Raporda, evden uzaklaştırılma kararıyla ortaya çıkan çaresizlik ve “konfor kaybı”nın yarattığı öfkeyle faillerin eve bir şekilde girmenin yolunu bulup kadınları öldürebildiği belirtildi. Buna karşılık, “Özellikle riskin yüksek olduğu, evden uzaklaştırma gibi önleyici tedbirler  verilen kişilerin hem rehabilitasyon hem de kalacak yer temini için yatılı öfke kontrol programlarına alınmalarının sağlanması ve bu programın ülke genelinde yaygınlaştırılması hayati öneme sahiptir” denildi.  

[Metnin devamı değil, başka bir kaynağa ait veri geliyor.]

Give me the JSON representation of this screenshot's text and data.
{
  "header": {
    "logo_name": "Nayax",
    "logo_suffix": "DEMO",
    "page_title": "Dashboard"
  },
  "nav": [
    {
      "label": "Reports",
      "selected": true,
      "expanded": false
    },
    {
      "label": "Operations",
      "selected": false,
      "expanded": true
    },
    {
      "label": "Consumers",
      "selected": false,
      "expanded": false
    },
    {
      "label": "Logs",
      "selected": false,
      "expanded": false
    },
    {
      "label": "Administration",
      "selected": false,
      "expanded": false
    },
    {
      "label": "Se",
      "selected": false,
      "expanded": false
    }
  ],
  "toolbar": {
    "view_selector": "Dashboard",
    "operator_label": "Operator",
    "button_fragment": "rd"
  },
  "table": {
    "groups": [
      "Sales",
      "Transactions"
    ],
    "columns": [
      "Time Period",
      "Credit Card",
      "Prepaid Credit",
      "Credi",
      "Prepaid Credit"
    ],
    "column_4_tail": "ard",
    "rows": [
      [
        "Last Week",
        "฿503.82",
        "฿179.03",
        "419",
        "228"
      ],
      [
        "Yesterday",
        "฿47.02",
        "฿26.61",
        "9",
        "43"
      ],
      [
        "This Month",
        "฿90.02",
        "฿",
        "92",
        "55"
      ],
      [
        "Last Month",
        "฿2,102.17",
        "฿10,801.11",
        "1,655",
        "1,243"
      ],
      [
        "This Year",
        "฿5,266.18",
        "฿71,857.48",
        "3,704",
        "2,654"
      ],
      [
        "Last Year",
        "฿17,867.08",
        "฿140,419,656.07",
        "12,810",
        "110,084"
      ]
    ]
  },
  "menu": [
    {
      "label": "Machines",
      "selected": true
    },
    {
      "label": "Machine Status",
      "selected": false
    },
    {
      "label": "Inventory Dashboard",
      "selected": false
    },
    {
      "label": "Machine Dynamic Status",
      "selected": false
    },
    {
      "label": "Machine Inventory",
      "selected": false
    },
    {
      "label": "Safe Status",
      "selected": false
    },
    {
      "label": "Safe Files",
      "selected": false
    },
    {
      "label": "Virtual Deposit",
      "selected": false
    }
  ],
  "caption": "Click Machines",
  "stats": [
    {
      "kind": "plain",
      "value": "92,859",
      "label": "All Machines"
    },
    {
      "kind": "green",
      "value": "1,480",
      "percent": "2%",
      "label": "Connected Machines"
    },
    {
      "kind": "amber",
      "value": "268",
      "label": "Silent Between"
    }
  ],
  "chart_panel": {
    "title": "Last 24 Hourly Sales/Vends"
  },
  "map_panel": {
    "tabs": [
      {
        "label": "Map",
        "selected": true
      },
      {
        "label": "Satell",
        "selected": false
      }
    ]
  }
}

‘Kol kırılsın yen içinde kalsın’

Aile içi konuların ayrıntılı olarak polise anlatılmasının şüpheli erkeği rahatsız ettiği ve daha da öfkelendirdiğinin belirtildiği raporda, bu nedenle kadınların polisten önce gidebileceği ara yapıların üzerinde durulması gerektiği belirtildi. Yine kadınların şiddet gördükleri eşlerinden kolay ayrılamadıkları, uzaklaştırma kararına rağmen ve sorunu çözmeden bir araya geldiklerinde cinayetlerin işlendiğinin görüldüğü de raporda vurgulandı. Bu durumun uzaklaştırma kararı alınan yüksek riskli vakaların takibinin yetersizliği sorununu gündeme getirdiği belirtilirken, kadınların durumunun belli kısa aralıklarla sosyal araştırmacılar tarafından değerlendirilmesi, uzaklaştırılan erkeğe yönelik rehabilitasyon çalışmalarının ciddiyetle yapılmasının elzem olduğu kaydedildi.

Yeniden yakınlaşma sorunu

Raporda, "Öldürme fiili basit ve gündelik bir eylem değildir. Öldürme eyleminin önünde ahlaki, dini, kültürel, kanuni, hukuki, fiziksel ve psikolojik engeller var. Bu nedenle öldürme fiilinin gerçekleşmesi için bireylerin bu alanlardaki bariyerlerin tamamını aşması gerekir. Olay tutanakları incelendiğinde failin bu bariyerleri aşmasını kolaylaştıran birtakım faktörler olduğu tespit edilmiştir. Bazı vakalarda özellikle erkeğin kalacak yerinin bulunmadığı uzaklaştırma kararları ve aldatma şüphesi olduğunda, tedbir kararı uygulandıktan sonra eşlerin yeniden fiziksel yakınlığa girmeleri cinayete giden yolda bir etkendir" denildi. Alkol ve madde kullanımı, üçüncü şahıslarla ilişki, psikiyatrik bozukluk, reddedilme, ayrılık sonrası çocuklarla görüşmede yaşanan sorunlar, toplumsal baskı da cinayetin işlenmesini kolaylaştıran faktörler olarak sıralanıyor.